Is there a way to get list of ‘unique’ words Or terms used in a large text field in ALL the documents ? for ex. if the text field has content like ‘It is the most confidential because confidential or transcendental knowledge involves understanding the difference between the soul and the body’ then the output should be something like -
confidential, transcendental, knowledge, understanding, soul, body
Yes, but it’s not straightforward with a large text field.
Elasticsearch stores analyzed tokens in the inverted index, but it does not provide a simple way to retrieve a full global list of unique terms from all documents.
If you need something like this, a few common approaches are:
Use term vectors to inspect the tokens generated for a field.
Use the _analyze API to see how the text is tokenized.
If aggregation of unique values is required, store the terms in a separate field (keyword or normalized) during ingestion and run a terms aggregation on that field.

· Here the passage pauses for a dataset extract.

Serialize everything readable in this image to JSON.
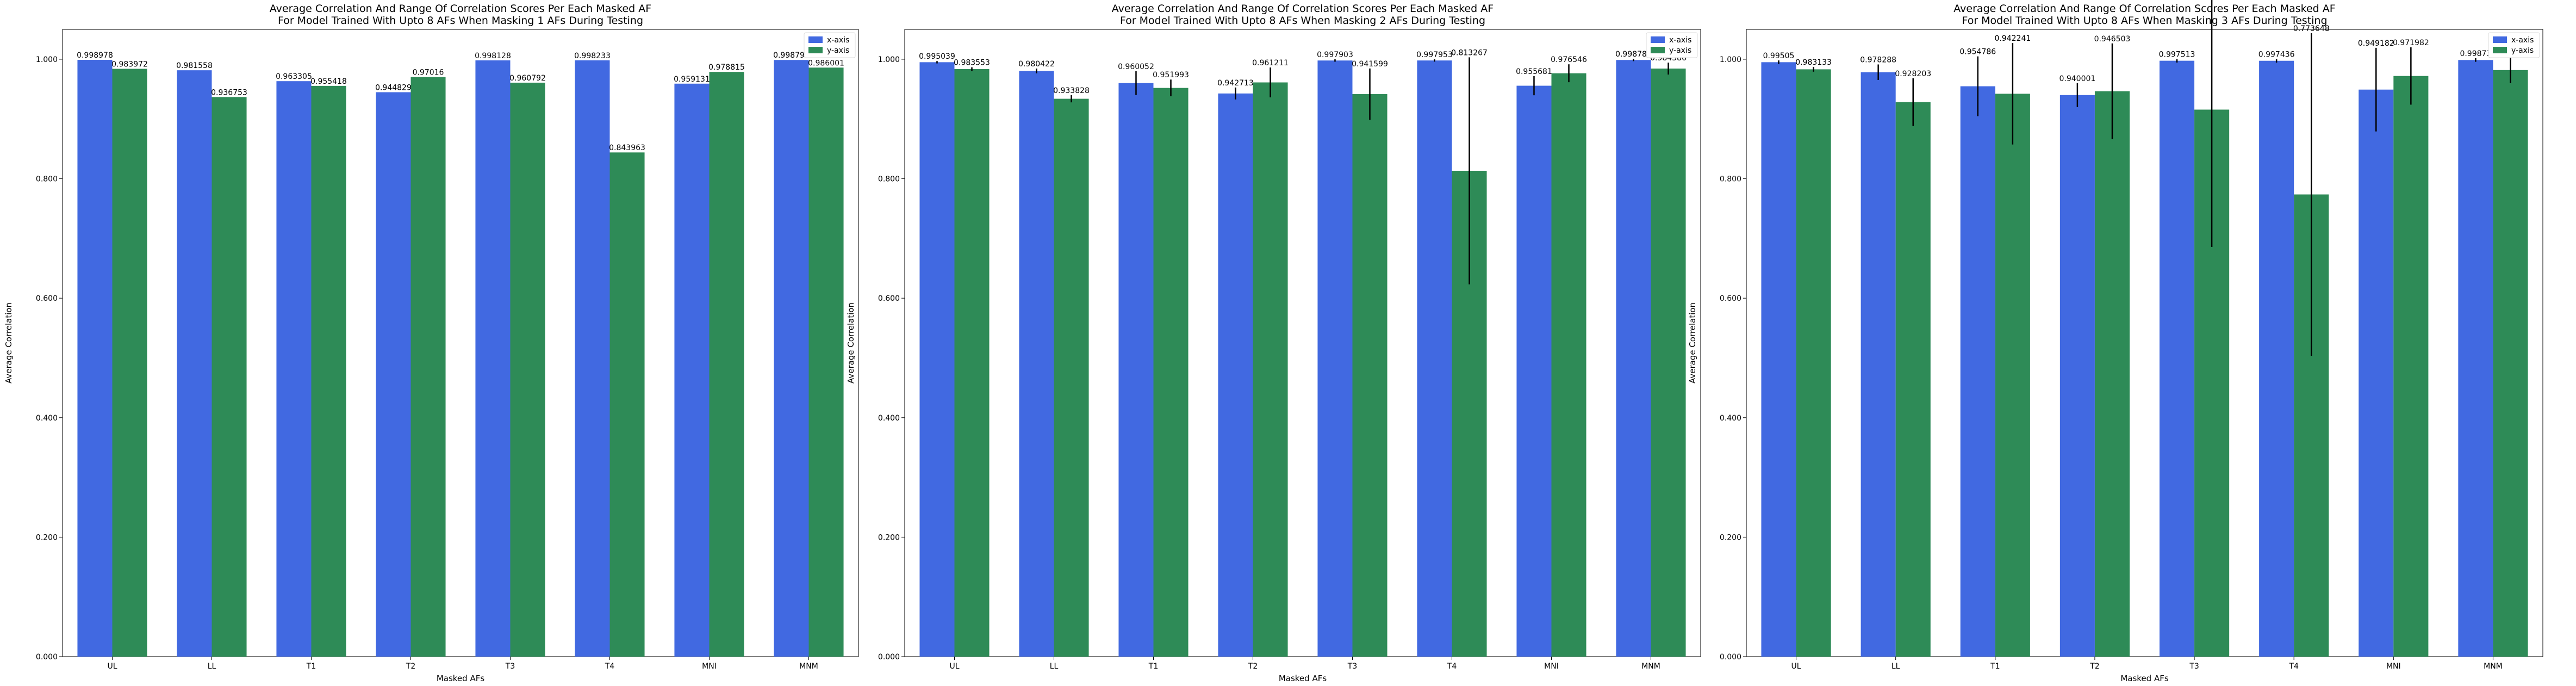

In practice, if this is a recurring requirement, the best approach is usually to extract the relevant terms during ingestion and index them in a dedicated field so they can be aggregated efficiently.
1 Like
Adding to what Rafa already said - you can get the most popular words from a random sample of content using something like this aggregation: Background stats query (extracts popular words and counts from a random sample for use as background in significant text analysis) · GitHub
It’s too expensive to do this on too many documents and would cause memory issues so keep the numbers low.
1 Like
Thank you so much Rafa, Mark for taking time to share such a detailed response, will review the same. I’m afraid, that I have to go for some custom logic, since the requirements are getting complex, as I get into more details.